Bernie Sanders Encourages Workers to “Rise Up and Fight Back” in New Op-Ed

In an op-ed published on Tuesday, longtime labor advocate Sen. Bernie Sanders (I-Vermont) set a New Year’s resolution for himself and the working class: to “rise up together” and confront corporate power in 2022.

Sanders said 2021 was a historic year for the labor movement. noted in his op-ed for The Guardian. Workers John Deere, NabiscoKellogg, Kaiser Permanente and Kellogg were among the many who voted for or authorized a strike last January, making strides towards fairer working conditions. Another major victory was won in the name of Starbucks workers in Buffalo, New York, who formed the company’s first-ever union.

“While the corporate-owned media may not be actively reporting it, working people all over the country, with extraordinary courage and determination, are taking on corporate greed, and they are winning,” Sanders wrote.

Sanders described ongoing efforts in West Virginia is one example of such a place, where roughly 450 steel workers at a company owned by Warren Buffett’s Berkshire Hathaway, Special Metals, have been striking since October. The company has offered “an outrageous and insulting contract” with no pay raises this year, while it quadruples health care premiums and reduces time off.

The senator also pointed to a bakery workers’ strike in California, where about 100 workers – the majority of whom are Latina women – are striking against Rich Products Corporation for forcing them to work up to 16 hours a day. Warrior Met Coal employees in Alabama, who work similar long hours, are on strike since April. Workers were forced to accept a pay cut of more than 20 percent by Wall Street investors in 2016 after they had to restructure their company.

Sanders pointed out that while these companies refuse to treat their workers fairly, they have all made enormous profits. Rich Products made $4 billion and Special Metals made $1.5 million last year. Since 2014, Warrior Met has paid $1.4 billion in dividends to shareholders.

Workers currently face ever-increasing corporate greed, a devastating pandemic and a political system that is rapidly deteriorating – and as class warfare is “intensifying,” organizing is more critical than ever. “The stakes are just too high,” Sanders wrote. “Despair is not an option. We must stand up and fight back.”

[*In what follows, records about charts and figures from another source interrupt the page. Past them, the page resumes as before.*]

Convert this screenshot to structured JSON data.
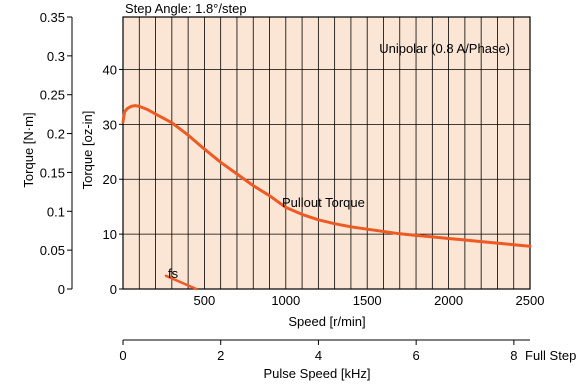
{
  "chart_data": {
    "type": "line",
    "title": "Step Angle: 1.8°/step",
    "colors": {
      "plot_background": "#fbe6d6",
      "grid": "#000000",
      "curve": "#ee5a24"
    },
    "grid": true,
    "x_axes": {
      "speed": {
        "label": "Speed [r/min]",
        "range": [
          0,
          2500
        ],
        "ticks": [
          500,
          1000,
          1500,
          2000,
          2500
        ]
      },
      "pulse": {
        "label": "Pulse Speed [kHz]",
        "range": [
          0,
          8.33
        ],
        "ticks": [
          0,
          2,
          4,
          6,
          8
        ],
        "end_label": "Full Step"
      }
    },
    "y_axes": {
      "nm": {
        "label": "Torque [N·m]",
        "range": [
          0,
          0.35
        ],
        "ticks": [
          0,
          0.05,
          0.1,
          0.15,
          0.2,
          0.25,
          0.3,
          0.35
        ],
        "tick_labels": [
          "0",
          "0.05",
          "0.1",
          "0.15",
          "0.2",
          "0.25",
          "0.3",
          "0.35"
        ]
      },
      "ozin": {
        "label": "Torque [oz-in]",
        "range": [
          0,
          49.56
        ],
        "ticks": [
          0,
          10,
          20,
          30,
          40
        ]
      }
    },
    "annotations": {
      "condition": "Unipolar (0.8 A/Phase)",
      "curve_label": "Pullout Torque",
      "fs_label": "fs"
    },
    "series": [
      {
        "name": "Pullout Torque",
        "x": [
          0,
          10,
          25,
          50,
          75,
          100,
          150,
          200,
          300,
          400,
          500,
          600,
          700,
          800,
          900,
          1000,
          1100,
          1200,
          1300,
          1400,
          1500,
          1600,
          1700,
          1800,
          1900,
          2000,
          2100,
          2200,
          2300,
          2400,
          2500
        ],
        "y": [
          0.215,
          0.228,
          0.232,
          0.235,
          0.236,
          0.235,
          0.231,
          0.225,
          0.214,
          0.198,
          0.18,
          0.163,
          0.148,
          0.133,
          0.12,
          0.105,
          0.096,
          0.089,
          0.084,
          0.08,
          0.077,
          0.074,
          0.071,
          0.069,
          0.067,
          0.065,
          0.063,
          0.061,
          0.059,
          0.057,
          0.055
        ]
      },
      {
        "name": "fs",
        "x": [
          0.88,
          1.5
        ],
        "y": [
          0.017,
          0.0
        ],
        "x_unit": "kHz"
      }
    ]
  }
}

Sanders said that the labor movement can bring about change, as can transformative social movements. He also stated that corporate greed and growing Oligarchy are the enemies of these movements.

“The greatest weapon our opponents have is not just their unlimited wealth and power. It is their ability to create a culture that makes us feel weak and hopeless and diminishes the strength of human solidarity,” Sanders wrote. “And here is our new year’s resolution. We will do the exact same as the thousands of workers who fought bravely in 2021. We will not be saved by any one individual. We must rise up together.”

Since years, the lawmaker has been a strong supporter of the labor movement and has stood by workers as they fought to improve conditions and wages in 2021. He traveled to Battle Creek, Michigan in November to meet with workers. Stand with striking Kellogg workers in the 11th week of their strike; in late December, he sent a letter to Buffett asking the Berkshire CEO to intervene in his company’s contract negotiations by offering a fair agreement to workers.

Sanders died in 2021. Always pushingWorkers to stand together in solidarity “I’ve got news for the ruling class: you cannot have it all,” Twitter warned him. “The working class is fighting back.”

Sanders made the labor movement a priority during his 2020 presidential campaign. a central plank of his platform, vowing to end so-called “right to work” laws and aiming to double union membership during his first term. Union membership has been in decline for decades. at a dismal 10.8 percent in 2020. This has led to a decline – of about $3,250 – in the median workers’ annual wageSince 1979.